I am bedeviled by a word.
Perhaps I exaggerate a bit. After all, you might wonder if a single word can really create that much difficulty. Well, I’ll tell you that it can. When I’ve got a tough decision to make, this word can really nag at me, cost me a lot of emotional energy and seriously undercut my confidence. I wish I could just get the word out of my mind, but sometimes, I need it. I’m afraid it’s here to stay.
What is this word that causes me so much trouble? The word is realistic, which the dictionary defines as, “having or showing a sensible and practical idea of what an be achieved or expected.”
Granted, it sounds benign enough, and it’s actually a good word for most uses. For me, however, it is a double-edged sword. On the one hand, it can lead me to be careful and well prepared. That means researching and considering my options, gathering and assessing whatever information clarifies what my situation is and what it could be, and patiently thinking things through. It means, most importantly, a measured, level-headed and competent assessment of any risk involved. That’s when realism is sensible and practical, and it leads to productive results.
But when I’m thinking of moving out of my comfort zone, that one word can really turn against me. It makes me guarded and timid and fearful. I’ll be telling myself “be realistic”, and even think that I am doing just that, but I’m really giving it to self-doubt. I keep checking and re-checking my facts and plans, certain that I am missing some flaw. Inside I’m fearful that I’m going too far out on a limb.
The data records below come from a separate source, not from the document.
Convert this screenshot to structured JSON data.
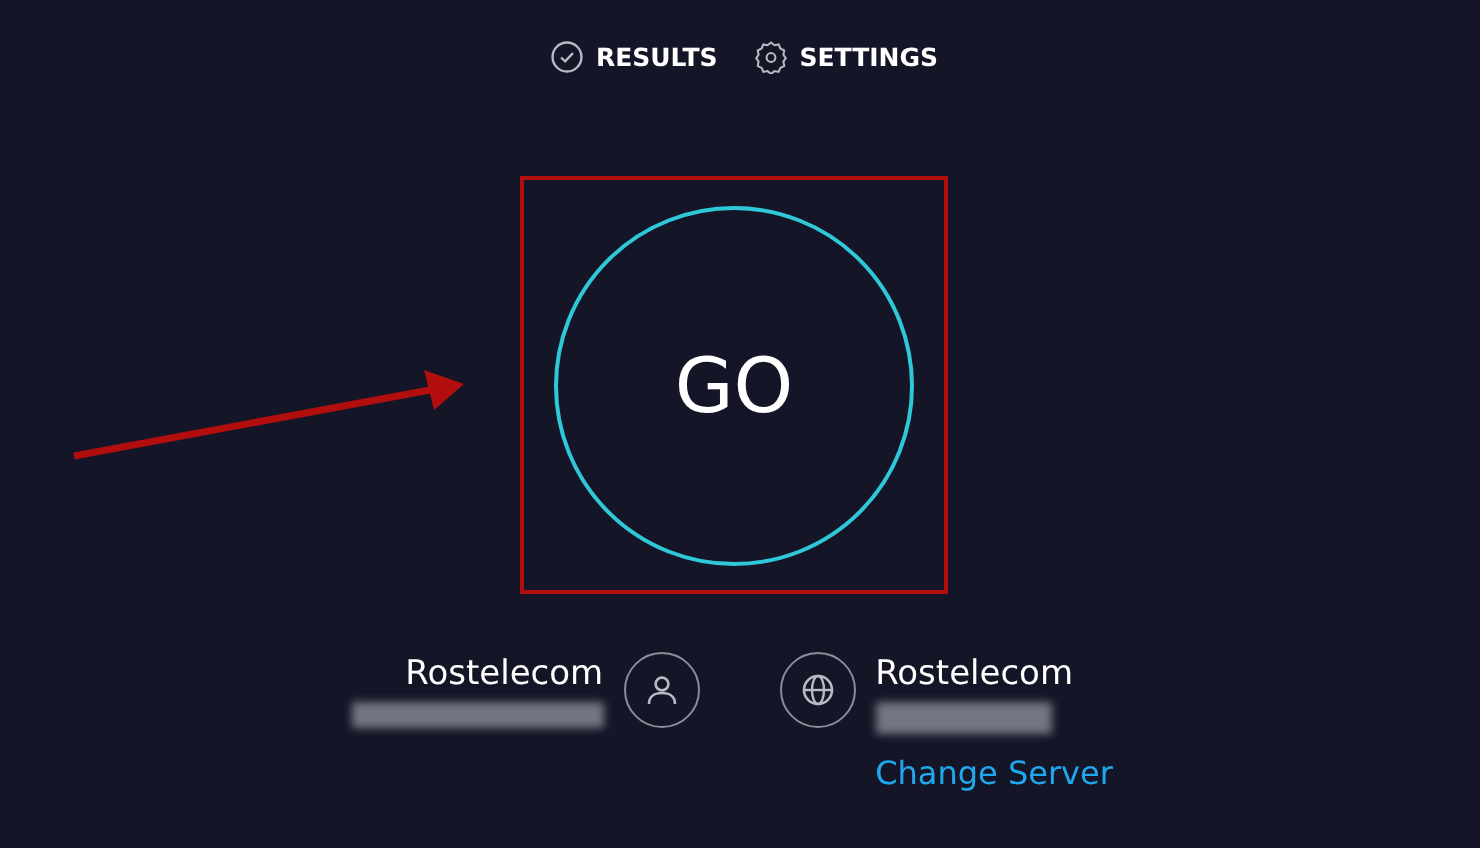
{
  "nav": [
    {
      "kind": "results",
      "label": "RESULTS"
    },
    {
      "kind": "settings",
      "label": "SETTINGS"
    }
  ],
  "go_button": {
    "label": "GO"
  },
  "provider": {
    "name": "Rostelecom"
  },
  "server": {
    "name": "Rostelecom",
    "link": "Change Server"
  }
}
I wonder if I am committing myself to a plan that is actually beyond my skill level, that I’m foolishly convincing myself to do something for which I am actually woefully and obviously unprepared.
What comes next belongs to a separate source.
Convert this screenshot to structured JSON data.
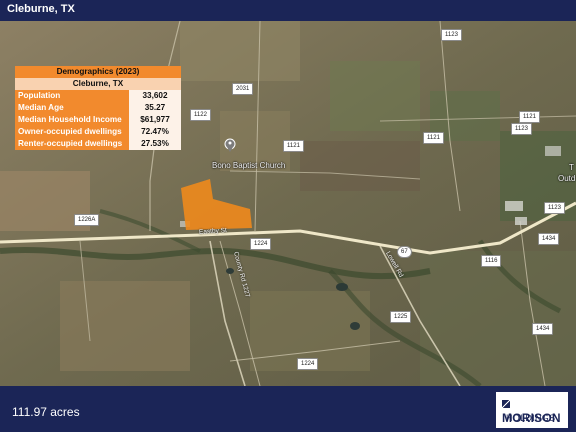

That’s to say that the same word that at other times keeps me sharp, focused, and detail-oriented gets hijacked by my insecurities. I hate this. An adaptive and necessary impulse (to be thorough and organized) gets corrupted by some pocket of self-doubt inside me and I end up like one of Dr. Doolittle’s Push Me Pull Yous, with two competing halves, one pulling me forward and the other dragging me back.
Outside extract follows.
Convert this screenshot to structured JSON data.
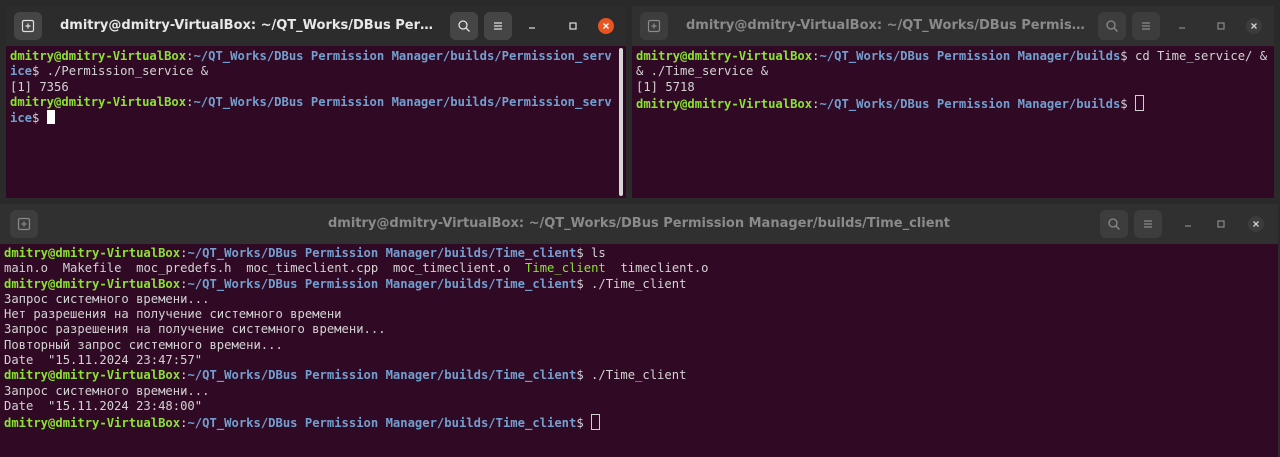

And the truth of the matter is that I am not being at all realistic. It almost never turns out that this results in good. Usually, it keeps me safe and secure, but stagnant. I lose what I could have gotten because fear and doubt hide behind realism and I get conned into settling for what is familiar, but no longer satisfactory.
It’s not a bad thing to have one part of you that puts a check on another. Recognizing the mental tricks that some part of you can play on another does help keep all parts in balance. Security competes with growth and change at times, but both have their place. As for me, I too often cop out in favor of security (it’s just as imbalanced to do it the opposite way), and maybe you do, too.
Maybe your word isn’t realistic. There are plenty of others that can serve the same purposes. Hopefully you can recognize what your word might be and fight the tendency to misuse it like I am learning to do.